Le Centre d’entr’aide vient en aide aux prisonniers politiques et à leur famille. Claude Bellanger rend ainsi hommage aux étudiants bénévoles parcourant les prisons à la recherche des résistants internés afin de les localiser. Le Centre participe au fonctionnement du service des bibliothèques des prisonniers et déportés politiques de la Croix-Rouge française, lequel est dirigé par Yvonne Baratte. Une activité d’assistance encadrée par Berthe Gillier, chef du service social du Centre d’Entr’aide, est apportée aux familles des internés.

Claude Bellanger signale enfin le concours apporté par les membres du Centre d’Entr’aide à la diffusion de publications clandestines comme les Cahiers de l’OCM, Les Lettres françaises, les publications des Editions de Minuit, des Pages d’histoire éditées par le groupe de la rue de Lille, de Résistance, de Libération (zone Nord), de La Nouvelle République, des Cahiers du travaillisme français…

Le groupe Maintenir aide les Editions de Minuit : en contact direct avec Pierre de Lescure ou encore Jean Bruller, Claude Bellanger (dont le pseudonyme est « Mauges » pour les Editions de Minuit) et Georges Jamati facilitent l’organisation de réunions, le financement ou la diffusion de volumes.

Le 2 mars 1943, la Gestapo se rend place Saint Michel au Centre d’Entr’aide et arrête, sur dénonciation, Claude Bellanger et un autre membre de Maintenir, René Paty. Bellanger subit une dizaine d’interrogatoires. Il est libéré le 28 juillet 1943 ayant pu, grâce à une habile défense, faire valoir son innocence.

Après les arrestations de mars 1943, le groupe Maintenir cesse de se réunir. Les membres du groupe poursuivent leur action dans leurs organisations respectives. Ainsi Claude Bellanger se consacre-t-il alors à l’OCM.
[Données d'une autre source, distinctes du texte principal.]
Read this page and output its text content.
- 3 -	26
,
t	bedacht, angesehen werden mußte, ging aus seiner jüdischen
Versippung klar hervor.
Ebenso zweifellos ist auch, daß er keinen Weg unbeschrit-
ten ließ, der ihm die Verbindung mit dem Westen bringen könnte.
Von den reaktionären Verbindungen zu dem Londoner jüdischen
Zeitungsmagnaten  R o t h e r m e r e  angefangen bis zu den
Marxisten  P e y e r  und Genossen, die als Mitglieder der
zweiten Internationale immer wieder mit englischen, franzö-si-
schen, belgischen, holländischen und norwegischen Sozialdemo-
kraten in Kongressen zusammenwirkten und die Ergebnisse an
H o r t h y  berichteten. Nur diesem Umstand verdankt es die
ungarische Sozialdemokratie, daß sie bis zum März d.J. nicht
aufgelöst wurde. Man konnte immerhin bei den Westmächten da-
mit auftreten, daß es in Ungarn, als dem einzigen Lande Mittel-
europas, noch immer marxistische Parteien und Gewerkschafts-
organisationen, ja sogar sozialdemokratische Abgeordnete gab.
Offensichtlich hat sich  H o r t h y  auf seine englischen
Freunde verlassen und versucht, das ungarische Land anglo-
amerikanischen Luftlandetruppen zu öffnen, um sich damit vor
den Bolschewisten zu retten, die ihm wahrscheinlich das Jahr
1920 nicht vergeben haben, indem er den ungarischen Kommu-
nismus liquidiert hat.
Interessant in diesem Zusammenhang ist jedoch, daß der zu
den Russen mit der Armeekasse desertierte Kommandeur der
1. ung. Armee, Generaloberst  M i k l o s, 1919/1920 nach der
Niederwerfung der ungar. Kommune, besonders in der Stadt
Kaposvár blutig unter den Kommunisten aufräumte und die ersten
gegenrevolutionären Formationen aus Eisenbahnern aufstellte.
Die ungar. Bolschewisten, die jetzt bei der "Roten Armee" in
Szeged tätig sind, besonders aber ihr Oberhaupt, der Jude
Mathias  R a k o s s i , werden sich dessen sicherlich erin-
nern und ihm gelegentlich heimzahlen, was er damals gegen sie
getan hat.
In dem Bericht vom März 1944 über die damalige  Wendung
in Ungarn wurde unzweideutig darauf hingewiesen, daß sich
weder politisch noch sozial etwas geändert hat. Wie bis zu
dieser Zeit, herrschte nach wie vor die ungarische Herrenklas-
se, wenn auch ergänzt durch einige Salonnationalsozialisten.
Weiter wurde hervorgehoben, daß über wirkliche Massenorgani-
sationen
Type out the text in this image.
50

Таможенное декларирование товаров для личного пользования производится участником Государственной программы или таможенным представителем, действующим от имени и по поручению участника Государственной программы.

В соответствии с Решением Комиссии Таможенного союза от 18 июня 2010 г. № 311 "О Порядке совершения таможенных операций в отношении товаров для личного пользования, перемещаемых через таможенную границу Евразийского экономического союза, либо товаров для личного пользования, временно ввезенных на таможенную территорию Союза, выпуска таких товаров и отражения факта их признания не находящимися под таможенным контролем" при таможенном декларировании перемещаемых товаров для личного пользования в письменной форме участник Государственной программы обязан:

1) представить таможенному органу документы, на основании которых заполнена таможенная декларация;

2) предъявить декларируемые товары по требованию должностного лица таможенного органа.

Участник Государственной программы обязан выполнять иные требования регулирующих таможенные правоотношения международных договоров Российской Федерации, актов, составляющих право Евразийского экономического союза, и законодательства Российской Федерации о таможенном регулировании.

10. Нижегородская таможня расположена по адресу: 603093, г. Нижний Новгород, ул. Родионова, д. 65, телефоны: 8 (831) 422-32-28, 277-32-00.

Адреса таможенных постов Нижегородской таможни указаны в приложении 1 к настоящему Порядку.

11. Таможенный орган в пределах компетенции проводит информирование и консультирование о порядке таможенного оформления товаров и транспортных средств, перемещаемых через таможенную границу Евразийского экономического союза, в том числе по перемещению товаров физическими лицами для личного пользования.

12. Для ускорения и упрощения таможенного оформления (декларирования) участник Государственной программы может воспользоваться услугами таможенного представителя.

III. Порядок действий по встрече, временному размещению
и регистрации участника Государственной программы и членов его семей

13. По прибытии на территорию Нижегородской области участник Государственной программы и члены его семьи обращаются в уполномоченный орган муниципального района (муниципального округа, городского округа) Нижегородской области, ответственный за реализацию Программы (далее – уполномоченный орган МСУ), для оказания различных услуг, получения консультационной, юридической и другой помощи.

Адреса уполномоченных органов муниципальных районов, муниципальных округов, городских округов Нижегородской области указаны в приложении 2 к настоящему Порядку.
Si Maintenir semble avoir été en premier lieu une organisation parisienne, il faut noter que Claude Bellanger a signalé des extensions en province : on trouve ainsi des relais dans le Nord, le Pas-de-Calais, les Ardennes ainsi qu’en zone Sud. Ces groupes provinciaux auraient fini par être absorbés par des mouvements comme l’OCM ou Libération-Nord[7]. »


[1] Secrétaire d’État à l’Éducation nationale et à la jeunesse dans le gouvernement de l’amiral Darlan de 1941 à 1942.

[2] Voir l’article : « Figure de la résistance née à Cluny : Marcel Berthelot. »

[3] Dossier Rosier, service historique de la Défense, Vincennes GR 16 P 520553.

[4] Président de l’Union nationale des Étudiants légale (UNE).

[5] P. Langevin est arrêté le 30 octobre 1940. Physicien mondialement connu, fondateur en 1934 du Comité de vigilance des intellectuels antifascistes (mouvement Amsterdam-Pleyel), il est une figure du Front Populaire.